Verwondering en verbazing maken in de zaal daarna plaats voor pure horror. In verbeeldingen van David en Goliath spuit het bloed in het rond, maar tegelijk is er plaats voor bewustwording en introspectie. Na het afhakken van het hoofd van de reus lijkt David in menig schilderij te beseffen dat hij zojuist iets heeft gedaan waar hij zichzelf nauwelijks toe in staat achtte. Ook dat is onderdeel van de emotionele lading van de barok. De hoofdpersonen in schilderijen en beelden voelen niet alleen, zij zijn zich ook bewust van hun gevoelens.

Caravaggio-Bernini. Barok in Rome: t/m 7 juni in Rijksmuseum.

Opvallende vormgeving

Caravaggio-Bernini vertelt het verhaal van het enorme artistieke elan in Rome en de radicale vernieuwingen in de kunst tussen 1600 en 1640. De tentoonstelling heeft een opvallende vormgeving van Simone Farresin en Andrea Trimarchi, die samen bureau Forma­fantasma vormen.

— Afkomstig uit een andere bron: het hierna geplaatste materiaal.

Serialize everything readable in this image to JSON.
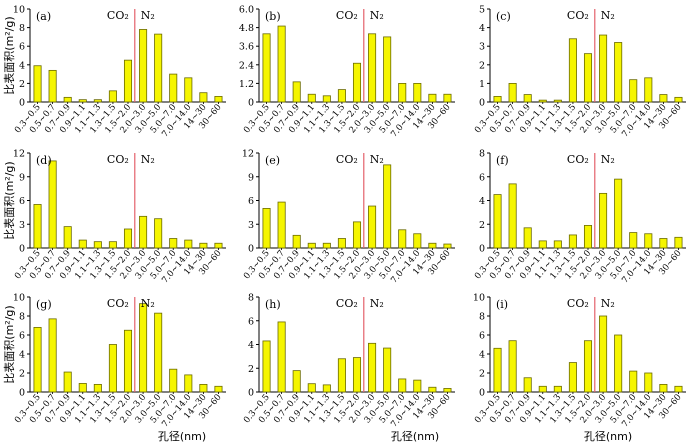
{
  "figure": {
    "ylabel": "比表面积(m²/g)",
    "xlabel": "孔径(nm)",
    "gas_labels": [
      "CO₂",
      "N₂"
    ],
    "categories": [
      "0.3~0.5",
      "0.5~0.7",
      "0.7~0.9",
      "0.9~1.1",
      "1.1~1.3",
      "1.3~1.5",
      "1.5~2.0",
      "2.0~3.0",
      "3.0~5.0",
      "5.0~7.0",
      "7.0~14.0",
      "14~30",
      "30~60"
    ],
    "colors": {
      "bar_fill": "#f5f500",
      "bar_stroke": "#6a6a00",
      "divider": "#e4606a",
      "axis": "#000000"
    }
  },
  "chart_data": [
    {
      "panel": "(a)",
      "type": "bar",
      "ylim": [
        0,
        10
      ],
      "yticks": [
        "0",
        "2",
        "4",
        "6",
        "8",
        "10"
      ],
      "values": [
        3.9,
        3.4,
        0.5,
        0.25,
        0.25,
        1.2,
        4.5,
        7.8,
        7.3,
        3.0,
        2.6,
        1.0,
        0.6
      ]
    },
    {
      "panel": "(b)",
      "type": "bar",
      "ylim": [
        0,
        6
      ],
      "yticks": [
        "0",
        "1.2",
        "2.4",
        "3.6",
        "4.8",
        "6.0"
      ],
      "values": [
        4.4,
        4.9,
        1.3,
        0.5,
        0.4,
        0.8,
        2.5,
        4.4,
        4.2,
        1.2,
        1.2,
        0.5,
        0.5
      ]
    },
    {
      "panel": "(c)",
      "type": "bar",
      "ylim": [
        0,
        5
      ],
      "yticks": [
        "0",
        "1",
        "2",
        "3",
        "4",
        "5"
      ],
      "values": [
        0.3,
        1.0,
        0.4,
        0.1,
        0.1,
        3.4,
        2.6,
        3.6,
        3.2,
        1.2,
        1.3,
        0.4,
        0.25
      ]
    },
    {
      "panel": "(d)",
      "type": "bar",
      "ylim": [
        0,
        12
      ],
      "yticks": [
        "0",
        "3",
        "6",
        "9",
        "12"
      ],
      "values": [
        5.5,
        11.0,
        2.7,
        1.0,
        0.8,
        0.8,
        2.4,
        4.0,
        3.7,
        1.2,
        1.0,
        0.6,
        0.6
      ]
    },
    {
      "panel": "(e)",
      "type": "bar",
      "ylim": [
        0,
        12
      ],
      "yticks": [
        "0",
        "3",
        "6",
        "9",
        "12"
      ],
      "values": [
        5.0,
        5.8,
        1.6,
        0.6,
        0.6,
        1.2,
        3.3,
        5.3,
        10.5,
        2.3,
        1.8,
        0.6,
        0.5
      ]
    },
    {
      "panel": "(f)",
      "type": "bar",
      "ylim": [
        0,
        8
      ],
      "yticks": [
        "0",
        "2",
        "4",
        "6",
        "8"
      ],
      "values": [
        4.5,
        5.4,
        1.7,
        0.6,
        0.6,
        1.1,
        1.9,
        4.6,
        5.8,
        1.3,
        1.2,
        0.8,
        0.9
      ]
    },
    {
      "panel": "(g)",
      "type": "bar",
      "ylim": [
        0,
        10
      ],
      "yticks": [
        "0",
        "2",
        "4",
        "6",
        "8",
        "10"
      ],
      "values": [
        6.8,
        7.7,
        2.1,
        0.9,
        0.8,
        5.0,
        6.5,
        9.3,
        8.3,
        2.4,
        1.8,
        0.8,
        0.6
      ]
    },
    {
      "panel": "(h)",
      "type": "bar",
      "ylim": [
        0,
        8
      ],
      "yticks": [
        "0",
        "2",
        "4",
        "6",
        "8"
      ],
      "values": [
        4.3,
        5.9,
        1.8,
        0.7,
        0.6,
        2.8,
        2.9,
        4.1,
        3.7,
        1.1,
        1.0,
        0.4,
        0.3
      ]
    },
    {
      "panel": "(i)",
      "type": "bar",
      "ylim": [
        0,
        10
      ],
      "yticks": [
        "0",
        "2",
        "4",
        "6",
        "8",
        "10"
      ],
      "values": [
        4.6,
        5.4,
        1.5,
        0.6,
        0.6,
        3.1,
        5.4,
        8.0,
        6.0,
        2.2,
        2.0,
        0.8,
        0.6
      ]
    }
  ]
}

De Italiaanse Amsterdammers hebben voor een minimalistische inrichting gekozen. Klassieke kunst wordt vaak tentoongesteld in donkere zalen, waarbij de kunstwerken door gerichte spots worden belicht. Caravaggio-Bernini is daarentegen opvallend helder. Witte wanden worden gecombineerd met panelen van stof die in elke zaal een andere kleur hebben, van geel tot roze, van lichtblauw tot donkerbruin.

Beelden zijn op roestvrijstalen platen gezet, waardoor ze van onderaf indirect licht vangen. Sommige vitrines lijken in de ruimte te zweven, wat het gewichtloze van de baroksculpturen benadrukt. Dat is soms fraai, maar andere beelden lijken gevangen in hun nauwe behuizing. Een van de grote zalen is met valse wanden kleiner en intiemer gemaakt. Met de huidige toeloop aan bezoekers is het te hopen dat dat niet tot opstoppingen leidt.